JERUSALEM — A cultural war has erupted between Israel's rising political star and his ultra-Orthodox rivals.
Newly minted Finance Minister Yair Lapid, hugely popular for opposing the long-standing preferential treatment enjoyed by the religious minority, is moving swiftly to slash state handouts to large families, compel lifelong seminary students to work and join the army, and remove funding for schools that don't teach math, science and English.
The religious — labeled "parasites" by one Lapid emissary this week — are crying foul. But they appear helpless, at least in the short run, to stop Lapid from pressing his agenda.
For most of the last three decades, the country's small ultra-Orthodox minority sat in governing coalitions, securing vast budgets for religious schools and automatic exemptions from mandatory military service for tens of thousands of young men in full-time religious studies.
Tapping into widespread resentment over these expensive perks, Lapid made a strong showing in January elections. His new Yesh Atid, or There is a Future, party finished second in the voting, turning him into the newest star of Israeli politics and propelling him to a senior position in the governing coalition.
The religious parties, meanwhile, were pushed into the opposition.
Lapid, facing a yawning deficit, has moved quickly to drastically slash budgets favoring the ultra-Orthodox.
"I say, let there be war," Lapid said in a speech Wednesday.
According to a draft of planned reforms viewed by The Associated Press, the Finance Ministry has proposed cutting in half government subsidies to religious schools that do not teach a core curriculum including math, science and English, and boosting funding for schools that do. It also seeks to allow subsidies for child day care only if both parents work — an effort to entice ultra-Orthodox men who study religious texts full time to join the job market.
A parliamentary committee headed by Yesh Atid Cabinet Minister Yaakov Peri also proposes cutting 30 percent of funding to ultra-Orthodox religious seminaries and introducing legislation to end most military draft exemptions, Israeli media reported this week.
A spokesman for Peri declined comment, and Boaz Stembler, spokesman of the Finance Ministry, said the draft budget proposal is not final.
Lapid, whose late father led a secular-rights party a decade ago, has said the benefits the ultra-Orthodox have accumulated are unsustainable.
"If hundreds of thousands of healthy people do not work, and live on pensions arranged for them by means of immoral political agreements, then we have sold the interests of the working man, and we must change this," Lapid told a Tel Aviv conference this week.
Lapid sparred with ultra-Orthodox lawmaker Moshe Gafni during a budget debate on Monday, accusing Gafni, who headed the parliament's finance committee in the previous government, of causing the huge deficit.
"You are no longer chairman of the finance committee, because we are fed up with taking orders from you," Lapid said.
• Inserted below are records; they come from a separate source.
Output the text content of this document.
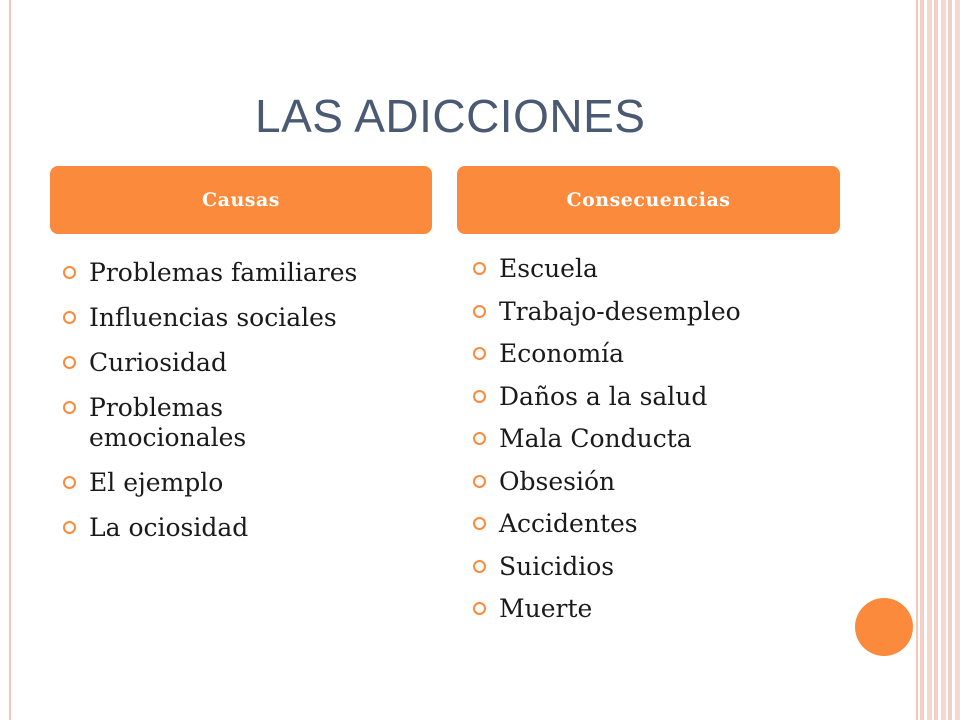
LAS ADICCIONES
Causas	Consecuencias
Problemas familiares
Influencias sociales
Curiosidad
Problemas emocionales
El ejemplo
La ociosidad
Escuela
Trabajo-desempleo
Economía
Daños a la salud
Mala Conducta
Obsesión
Accidentes
Suicidios
Muerte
Gafni criticized Lapid for issuing statements on Facebook on Saturdays, the Jewish sabbath, when religious Jews refrain from working and using the Internet. Government officials, even those who are not religious, have long refrained from making public statements on the sabbath.
"I don't tell you what to do on the sabbath and you don't tell me what to do on the sabbath," Lapid replied.
He then accused the ultra-Orthodox of encouraging large birth rates in order to take advantage of state child subsidies.